Così si evitano chiamate a pagamento, usi indebiti all’estero o tentativi di recuperare account tramite SMS. Serve poi una denuncia alla polizia o ai carabinieri, indicando modello, numero di telefono e, se disponibile, codice IMEI, l’identificativo unico del dispositivo. La denuncia è necessaria anche per eventuali pratiche assicurative. “Non sempre il telefono torna indietro, ma la segnalazione aiuta”, spiegano spesso gli operatori agli sportelli.

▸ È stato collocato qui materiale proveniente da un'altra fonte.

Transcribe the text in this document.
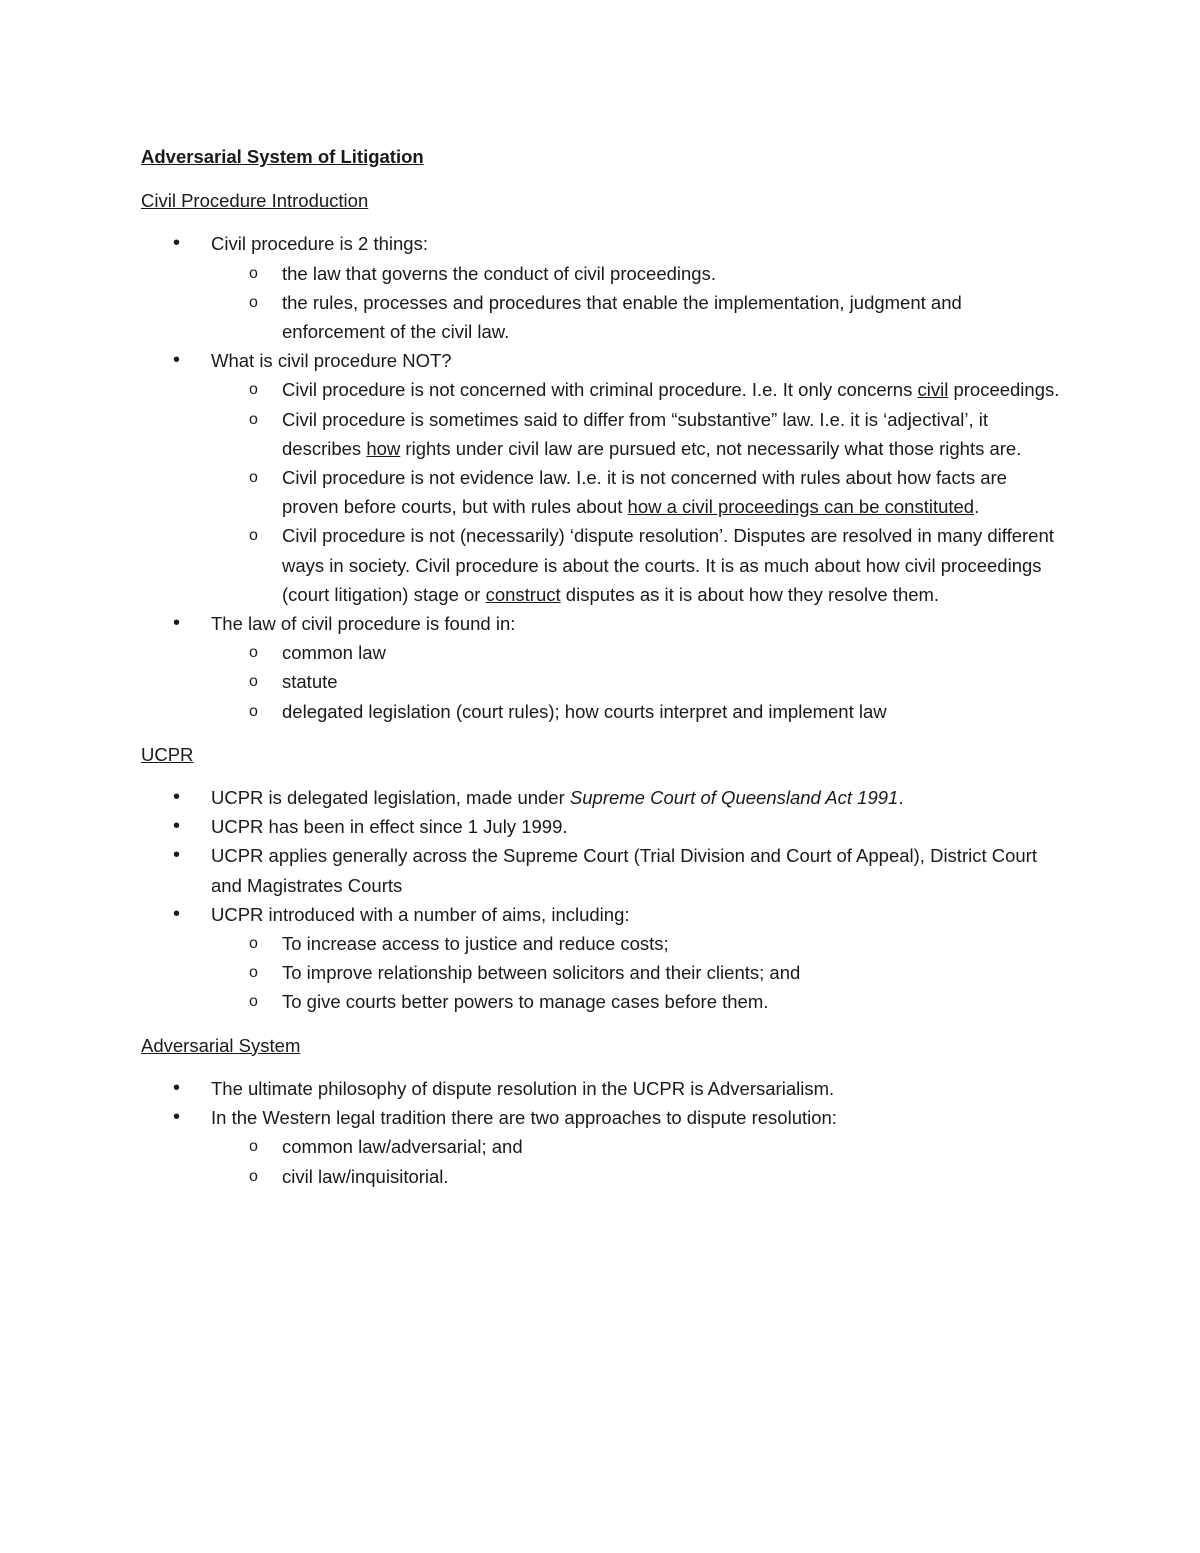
Adversarial System of Litigation

Civil Procedure Introduction

• Civil procedure is 2 things:
o the law that governs the conduct of civil proceedings.
o the rules, processes and procedures that enable the implementation, judgment and enforcement of the civil law.
• What is civil procedure NOT?
o Civil procedure is not concerned with criminal procedure. I.e. It only concerns civil proceedings.
o Civil procedure is sometimes said to differ from “substantive” law. I.e. it is ‘adjectival’, it describes how rights under civil law are pursued etc, not necessarily what those rights are.
o Civil procedure is not evidence law. I.e. it is not concerned with rules about how facts are proven before courts, but with rules about how a civil proceedings can be constituted.
o Civil procedure is not (necessarily) ‘dispute resolution’. Disputes are resolved in many different ways in society. Civil procedure is about the courts. It is as much about how civil proceedings (court litigation) stage or construct disputes as it is about how they resolve them.
• The law of civil procedure is found in:
o common law
o statute
o delegated legislation (court rules); how courts interpret and implement law

UCPR

• UCPR is delegated legislation, made under Supreme Court of Queensland Act 1991.
• UCPR has been in effect since 1 July 1999.
• UCPR applies generally across the Supreme Court (Trial Division and Court of Appeal), District Court and Magistrates Courts
• UCPR introduced with a number of aims, including:
o To increase access to justice and reduce costs;
o To improve relationship between solicitors and their clients; and
o To give courts better powers to manage cases before them.

Adversarial System

• The ultimate philosophy of dispute resolution in the UCPR is Adversarialism.
• In the Western legal tradition there are two approaches to dispute resolution:
o common law/adversarial; and
o civil law/inquisitorial.
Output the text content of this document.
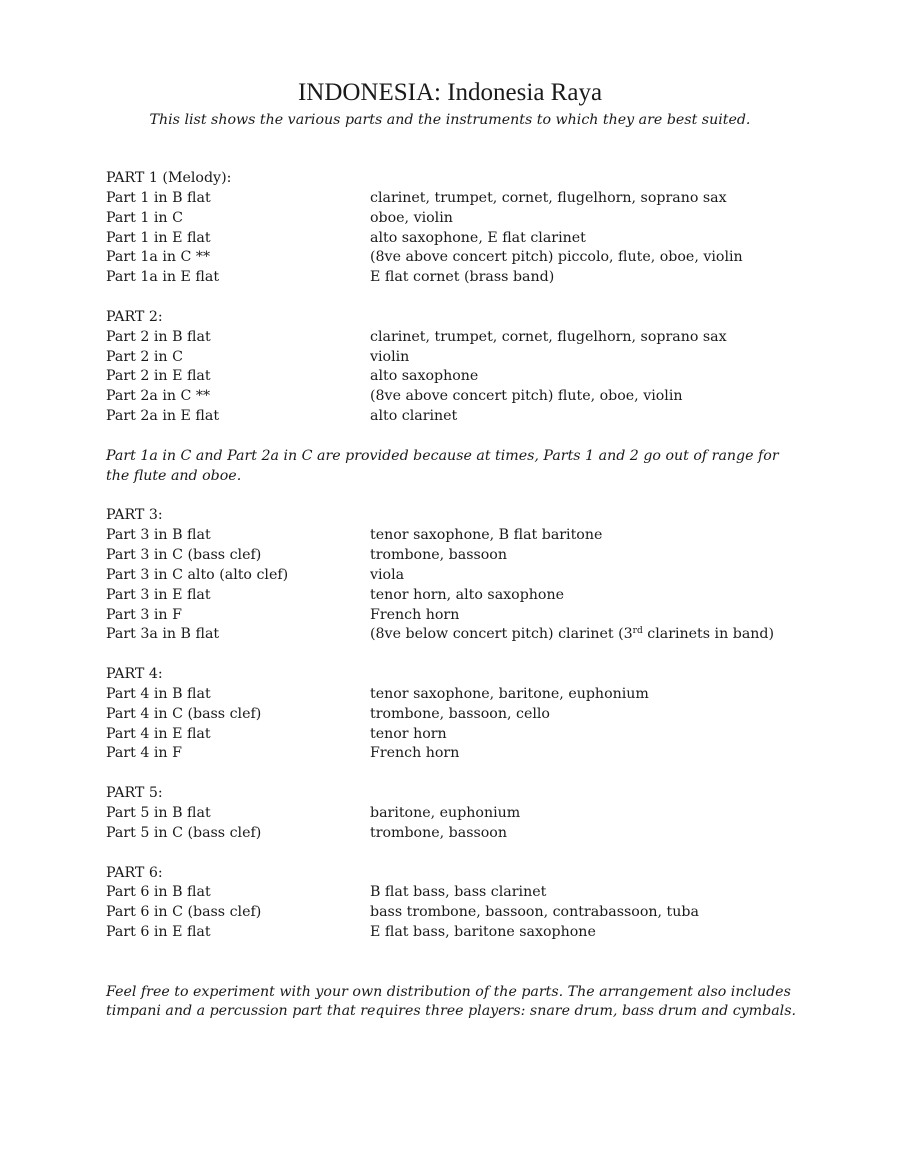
INDONESIA: Indonesia Raya
This list shows the various parts and the instruments to which they are best suited.
PART 1 (Melody):
Part 1 in B flat	clarinet, trumpet, cornet, flugelhorn, soprano sax
Part 1 in C	oboe, violin
Part 1 in E flat	alto saxophone, E flat clarinet
Part 1a in C **	(8ve above concert pitch) piccolo, flute, oboe, violin
Part 1a in E flat	E flat cornet (brass band)
PART 2:
Part 2 in B flat	clarinet, trumpet, cornet, flugelhorn, soprano sax
Part 2 in C	violin
Part 2 in E flat	alto saxophone
Part 2a in C **	(8ve above concert pitch) flute, oboe, violin
Part 2a in E flat	alto clarinet
Part 1a in C and Part 2a in C are provided because at times, Parts 1 and 2 go out of range for the flute and oboe.
PART 3:
Part 3 in B flat	tenor saxophone, B flat baritone
Part 3 in C (bass clef)	trombone, bassoon
Part 3 in C alto (alto clef)	viola
Part 3 in E flat	tenor horn, alto saxophone
Part 3 in F	French horn
Part 3a in B flat	(8ve below concert pitch) clarinet (3rd clarinets in band)
PART 4:
Part 4 in B flat	tenor saxophone, baritone, euphonium
Part 4 in C (bass clef)	trombone, bassoon, cello
Part 4 in E flat	tenor horn
Part 4 in F	French horn
PART 5:
Part 5 in B flat	baritone, euphonium
Part 5 in C (bass clef)	trombone, bassoon
PART 6:
Part 6 in B flat	B flat bass, bass clarinet
Part 6 in C (bass clef)	bass trombone, bassoon, contrabassoon, tuba
Part 6 in E flat	E flat bass, baritone saxophone
Feel free to experiment with your own distribution of the parts. The arrangement also includes timpani and a percussion part that requires three players: snare drum, bass drum and cymbals.
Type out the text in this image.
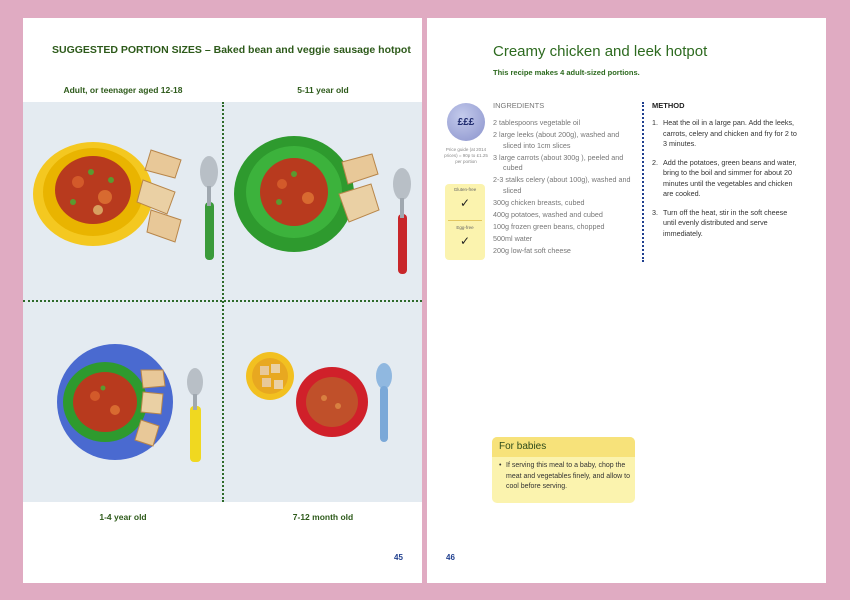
SUGGESTED PORTION SIZES – Baked bean and veggie sausage hotpot
Adult, or teenager aged 12-18	5-11 year old
1-4 year old	7-12 month old
45
Creamy chicken and leek hotpot
This recipe makes 4 adult-sized portions.
£££
Price guide (at 2014 prices) = 90p to £1.25 per portion
Gluten-free
✓
Egg-free
✓
INGREDIENTS
2 tablespoons vegetable oil
2 large leeks (about 200g), washed and sliced into 1cm slices
3 large carrots (about 300g ), peeled and cubed
2-3 stalks celery (about 100g), washed and sliced
300g chicken breasts, cubed
400g potatoes, washed and cubed
100g frozen green beans, chopped
500ml water
200g low-fat soft cheese
METHOD
1. Heat the oil in a large pan. Add the leeks, carrots, celery and chicken and fry for 2 to 3 minutes.
2. Add the potatoes, green beans and water, bring to the boil and simmer for about 20 minutes until the vegetables and chicken are cooked.
3. Turn off the heat, stir in the soft cheese until evenly distributed and serve immediately.
For babies
• If serving this meal to a baby, chop the meat and vegetables finely, and allow to cool before serving.
46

Per prevenire guai peggiori, conviene attivare blocco con PIN, impronta o riconoscimento facciale, disattivare le anteprime dei messaggi nella schermata di blocco e impostare l’autenticazione a due fattori con un metodo diverso dagli SMS. Su Android, Google ha introdotto anche funzioni di blocco automatico antifurto, pensate per riconoscere movimenti bruschi come uno strappo o una fuga improvvisa.

La regola resta semplice: tenere il telefono lontano dagli occhi nei luoghi affollati, non lasciarlo sul tavolo e preparare prima gli strumenti di recupero. Perché quando entra in gioco la carta stagnola, la finestra utile per rintracciare uno smartphone rubato può diventare molto più stretta.